Epilogue: India At The Millennium: A Comment And Warning

 

We believe that the evidence of mass disappearances and state impunity in Punjab as described in this report warrants international attention. Despite public proclamations as to the democratic nature of the Indian state and its commitments to protect human rights, the Indian government's treatment not only of the Sikh population of Punjab but of human rights workers attempting to investigate abuses undermines its credibility. A human tragedy on the probable scale of many of the great tragedies of history has occurred in Punjab, and we do a severe disservice to those who have suffered and to those who yet may suffer when we ignore evidence to the effect that all is not well in India.

The Sikhs, though they have served India with nobility in the past, are today a scorned community there.

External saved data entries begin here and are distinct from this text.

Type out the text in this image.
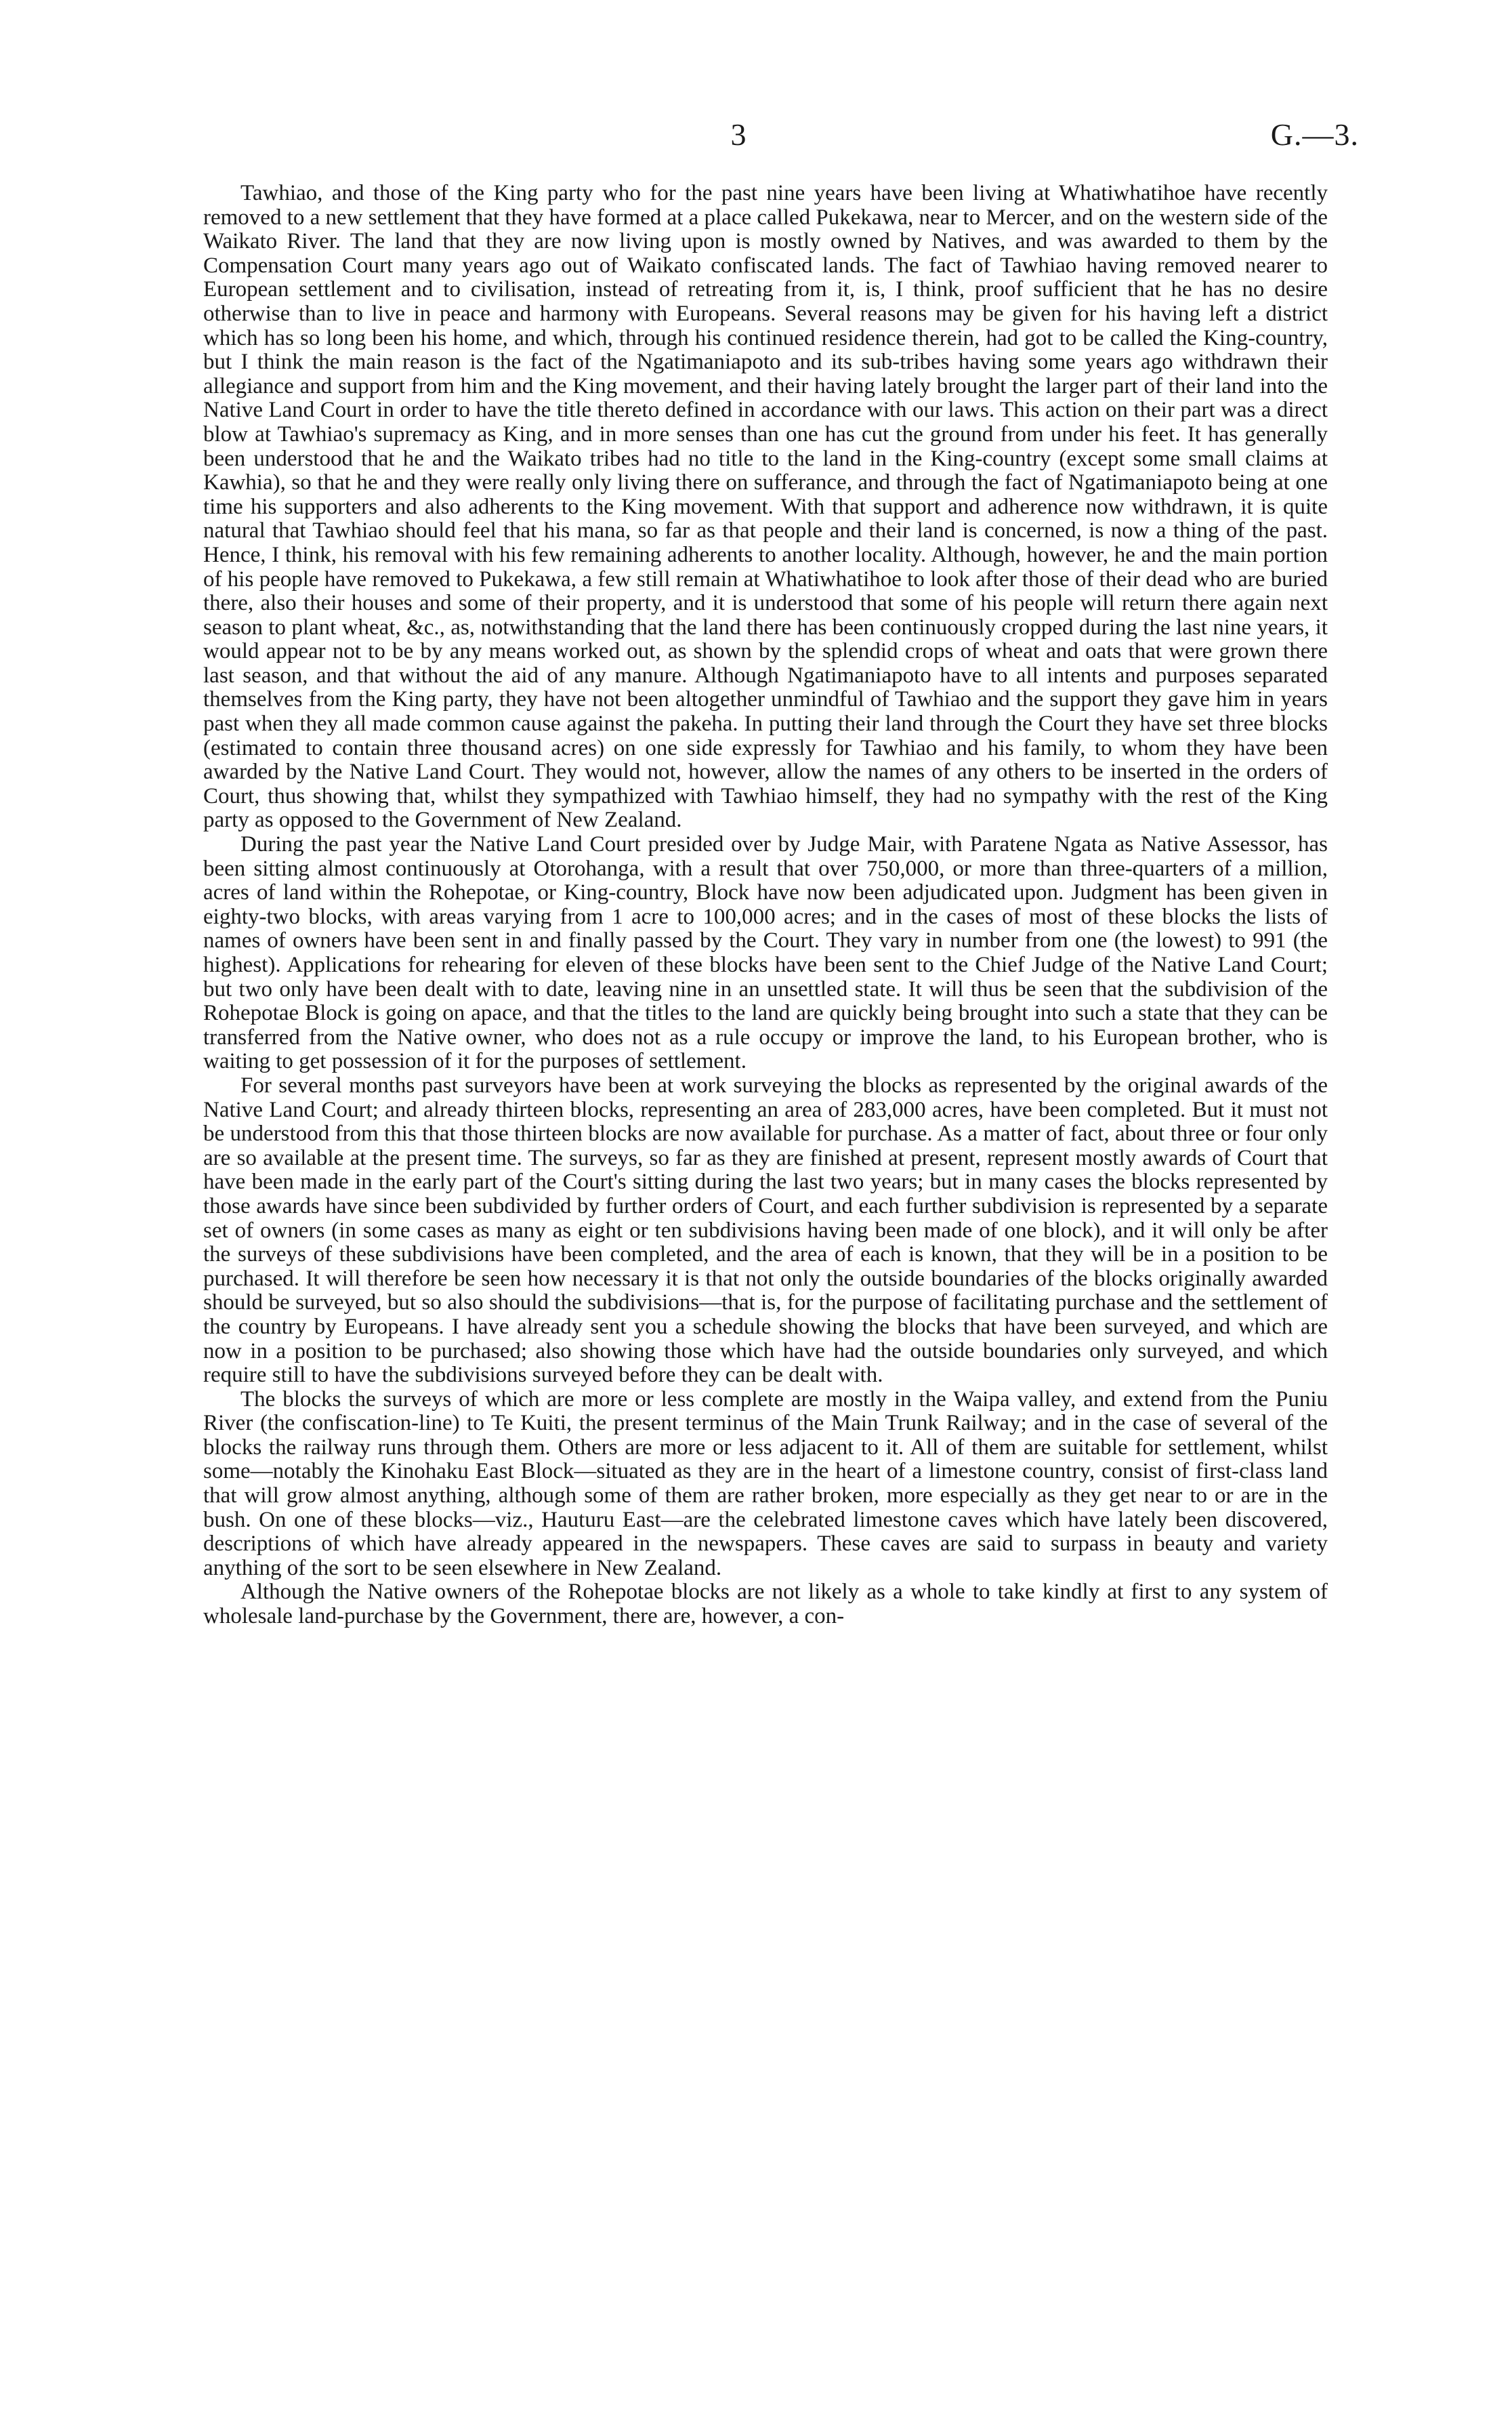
3	G.—3.

Tawhiao, and those of the King party who for the past nine years have been living at Whatiwhatihoe have recently removed to a new settlement that they have formed at a place called Pukekawa, near to Mercer, and on the western side of the Waikato River. The land that they are now living upon is mostly owned by Natives, and was awarded to them by the Compensation Court many years ago out of Waikato confiscated lands. The fact of Tawhiao having removed nearer to European settlement and to civilisation, instead of retreating from it, is, I think, proof sufficient that he has no desire otherwise than to live in peace and harmony with Europeans. Several reasons may be given for his having left a district which has so long been his home, and which, through his continued residence therein, had got to be called the King-country, but I think the main reason is the fact of the Ngatimaniapoto and its sub-tribes having some years ago withdrawn their allegiance and support from him and the King movement, and their having lately brought the larger part of their land into the Native Land Court in order to have the title thereto defined in accordance with our laws. This action on their part was a direct blow at Tawhiao's supremacy as King, and in more senses than one has cut the ground from under his feet. It has generally been understood that he and the Waikato tribes had no title to the land in the King-country (except some small claims at Kawhia), so that he and they were really only living there on sufferance, and through the fact of Ngatimaniapoto being at one time his supporters and also adherents to the King movement. With that support and adherence now withdrawn, it is quite natural that Tawhiao should feel that his mana, so far as that people and their land is concerned, is now a thing of the past. Hence, I think, his removal with his few remaining adherents to another locality. Although, however, he and the main portion of his people have removed to Pukekawa, a few still remain at Whatiwhatihoe to look after those of their dead who are buried there, also their houses and some of their property, and it is understood that some of his people will return there again next season to plant wheat, &c., as, notwithstanding that the land there has been continuously cropped during the last nine years, it would appear not to be by any means worked out, as shown by the splendid crops of wheat and oats that were grown there last season, and that without the aid of any manure. Although Ngatimaniapoto have to all intents and purposes separated themselves from the King party, they have not been altogether unmindful of Tawhiao and the support they gave him in years past when they all made common cause against the pakeha. In putting their land through the Court they have set three blocks (estimated to contain three thousand acres) on one side expressly for Tawhiao and his family, to whom they have been awarded by the Native Land Court. They would not, however, allow the names of any others to be inserted in the orders of Court, thus showing that, whilst they sympathized with Tawhiao himself, they had no sympathy with the rest of the King party as opposed to the Government of New Zealand.

During the past year the Native Land Court presided over by Judge Mair, with Paratene Ngata as Native Assessor, has been sitting almost continuously at Otorohanga, with a result that over 750,000, or more than three-quarters of a million, acres of land within the Rohepotae, or King-country, Block have now been adjudicated upon. Judgment has been given in eighty-two blocks, with areas varying from 1 acre to 100,000 acres; and in the cases of most of these blocks the lists of names of owners have been sent in and finally passed by the Court. They vary in number from one (the lowest) to 991 (the highest). Applications for rehearing for eleven of these blocks have been sent to the Chief Judge of the Native Land Court; but two only have been dealt with to date, leaving nine in an unsettled state. It will thus be seen that the subdivision of the Rohepotae Block is going on apace, and that the titles to the land are quickly being brought into such a state that they can be transferred from the Native owner, who does not as a rule occupy or improve the land, to his European brother, who is waiting to get possession of it for the purposes of settlement.

For several months past surveyors have been at work surveying the blocks as represented by the original awards of the Native Land Court; and already thirteen blocks, representing an area of 283,000 acres, have been completed. But it must not be understood from this that those thirteen blocks are now available for purchase. As a matter of fact, about three or four only are so available at the present time. The surveys, so far as they are finished at present, represent mostly awards of Court that have been made in the early part of the Court's sitting during the last two years; but in many cases the blocks represented by those awards have since been subdivided by further orders of Court, and each further subdivision is represented by a separate set of owners (in some cases as many as eight or ten subdivisions having been made of one block), and it will only be after the surveys of these subdivisions have been completed, and the area of each is known, that they will be in a position to be purchased. It will therefore be seen how necessary it is that not only the outside boundaries of the blocks originally awarded should be surveyed, but so also should the subdivisions—that is, for the purpose of facilitating purchase and the settlement of the country by Europeans. I have already sent you a schedule showing the blocks that have been surveyed, and which are now in a position to be purchased; also showing those which have had the outside boundaries only surveyed, and which require still to have the subdivisions surveyed before they can be dealt with.

The blocks the surveys of which are more or less complete are mostly in the Waipa valley, and extend from the Puniu River (the confiscation-line) to Te Kuiti, the present terminus of the Main Trunk Railway; and in the case of several of the blocks the railway runs through them. Others are more or less adjacent to it. All of them are suitable for settlement, whilst some—notably the Kinohaku East Block—situated as they are in the heart of a limestone country, consist of first-class land that will grow almost anything, although some of them are rather broken, more especially as they get near to or are in the bush. On one of these blocks—viz., Hauturu East—are the celebrated limestone caves which have lately been discovered, descriptions of which have already appeared in the newspapers. These caves are said to surpass in beauty and variety anything of the sort to be seen elsewhere in New Zealand.

Although the Native owners of the Rohepotae blocks are not likely as a whole to take kindly at first to any system of wholesale land-purchase by the Government, there are, however, a con-
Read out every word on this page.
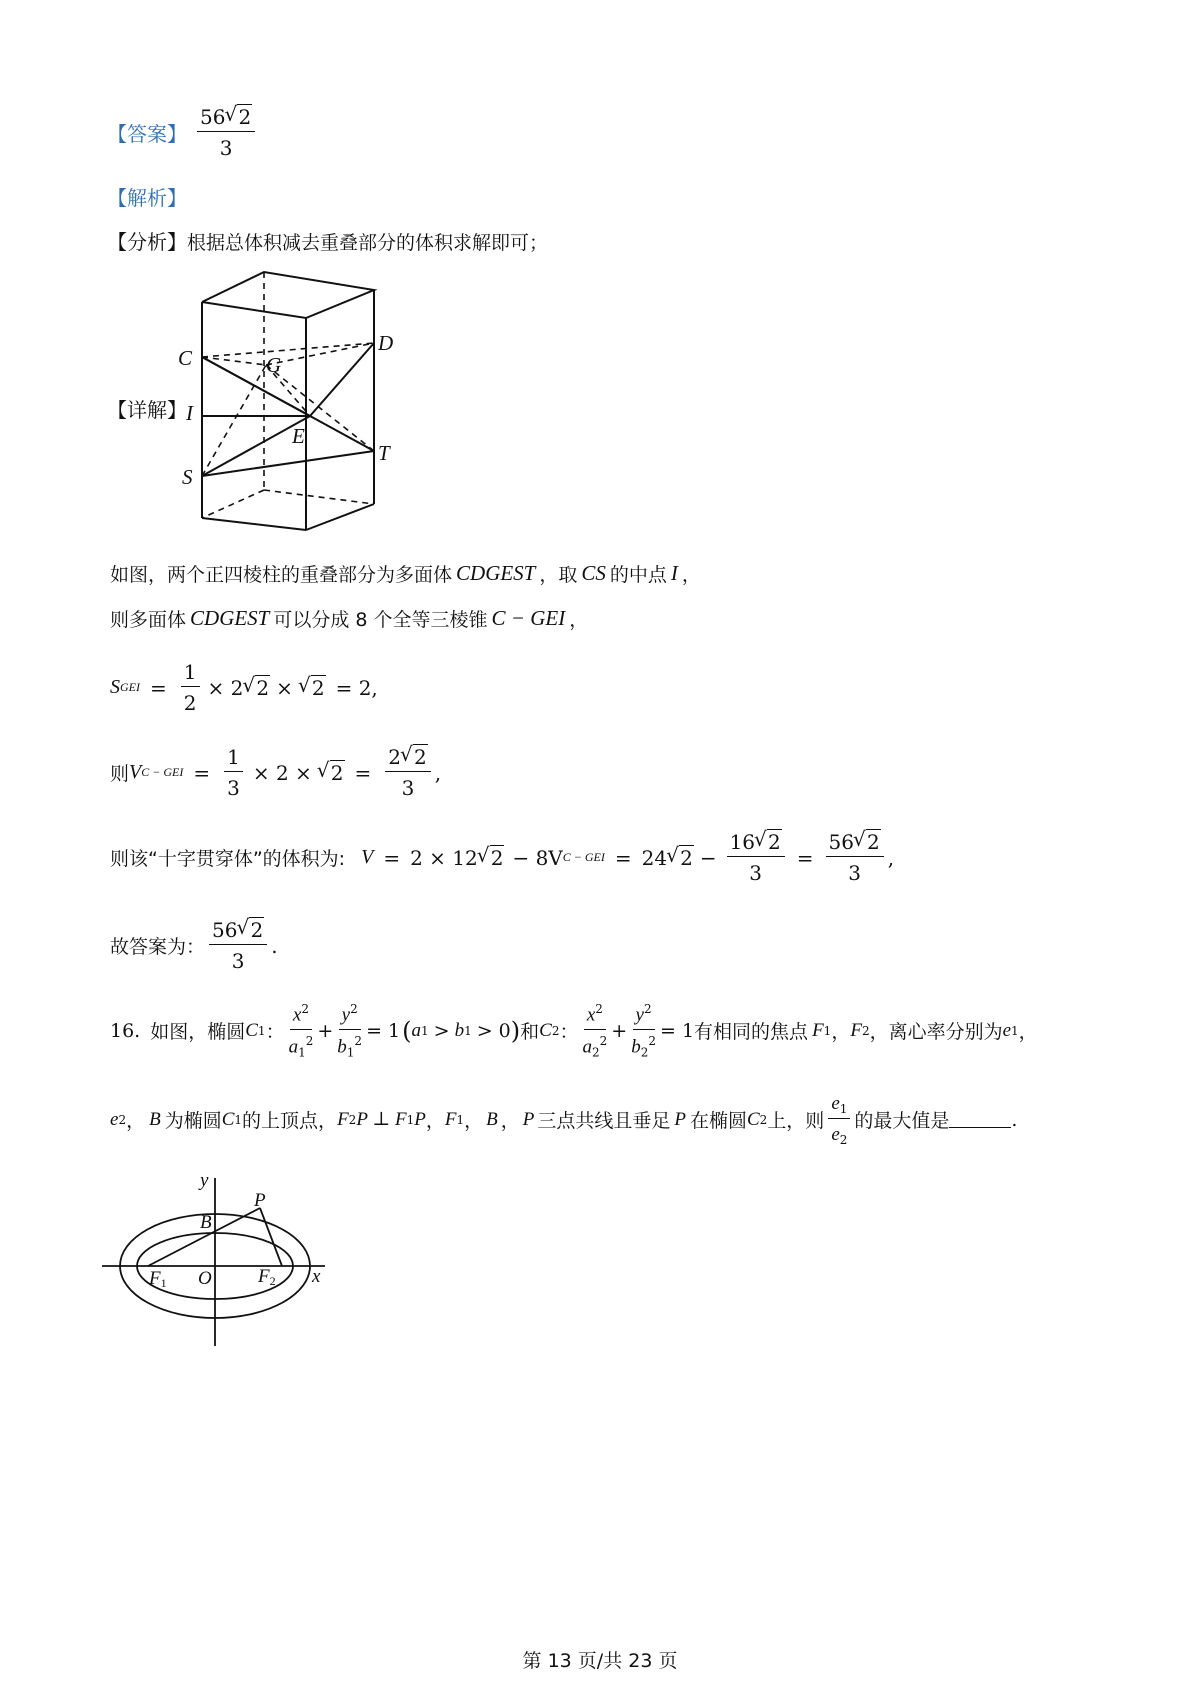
【答案】 $\frac{56 √ 2}{3}$
【解析】
【分析】根据总体积减去重叠部分的体积求解即可；
【详解】
C
D
G
I
E
T
S
如图，两个正四棱柱的重叠部分为多面体 CDGEST ，取 CS 的中点 I ，
则多面体 CDGEST 可以分成 8 个全等三棱锥 C − GEI ，
S GEI = $\frac{1}{2} \times 2$ √ 2 × √ 2 = 2,
则 V C − GEI = $\frac{1}{3} \times 2$ × √ $2 = \frac{2 √ 2}{3}$ ,
则该“十字贯穿体”的体积为: V = 2 × 12 √ 2 − 8V C − GEI = 24 √ $2 - \frac{16 √ 2}{3} = \frac{56 √ 2}{3}$ ,
故答案为： $\frac{56 √ 2}{3}$ .
16. 如图，椭圆 C 1 ： $\frac{x^2}{a_1^2} + \frac{y^2}{b_1^2} = 1$ ( a 1 > b 1 > 0 ) 和 C 2 ： $\frac{x^2}{a_2^2} + \frac{y^2}{b_2^2} = 1$ 有相同的焦点 F 1 ， F 2 ，离心率分别为 e 1 ，
e 2 ， B 为椭圆 C 1 的上顶点， F 2 P ⊥ F 1 P ， F 1 ， B ， P 三点共线且垂足 P 在椭圆 C 2 上，则 $\frac{e_1}{e_2}$ 的最大值是	.
y
x
P
B
O
F1	F2
第 13 页/共 23 页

A spate of politically orchestrated propaganda against Sikhs has resulted in the stereotype of all Sikhs as traitors and terrorists, though only a tiny fraction of them actually participated in the recent separatist insurgency. Hatred of Sikhs has become acceptable in the realm of public discourse across nearly all circles of life in India. Both of us have experienced the censure of our colleagues for our involvement in documenting human rights abuses perpetrated against Sikhs; we recall that "nigger lover" was a common accusation hurled at early civil rights workers in the United States and find the social isolation of those expressing solidarity with Sikh victims in India hauntingly reminiscent. More frighteningly, we note that the virulent anti-semitism that led to the Nazi holocaust was in the 1930's itself a widely accepted discourse from which few academics, clerics or activists dissented. We deeply fear an eliminationist undercurrent of feeling in India, directed at all the non-Hindu minorities, which provides the ground against which illegal executions not only take place but are purposefully ignored by the bulk of the population which in fact acquiesces in the idea that the Sikhs need to be taught a lesson.

Noting the disdain for world opinion expressed in the Indian government's recent nuclear tests, and noting a continuing pattern of abuse in Kashmir and the north-eastern states, we call on concerned people everywhere to attend to developments in India that are not consonant with human welfare and human life. We ask that India be urged to live up to its founding ideals by allowing and indeed supporting a full-scale accounting of atrocities in Punjab as a first step toward accountability, healing, and the restoration of democracy. We believe that respect for human rights and accountability for abuses thereof will be the only long-term guarantee of stability and peace in this important and volatile - and now nuclear - region of the world.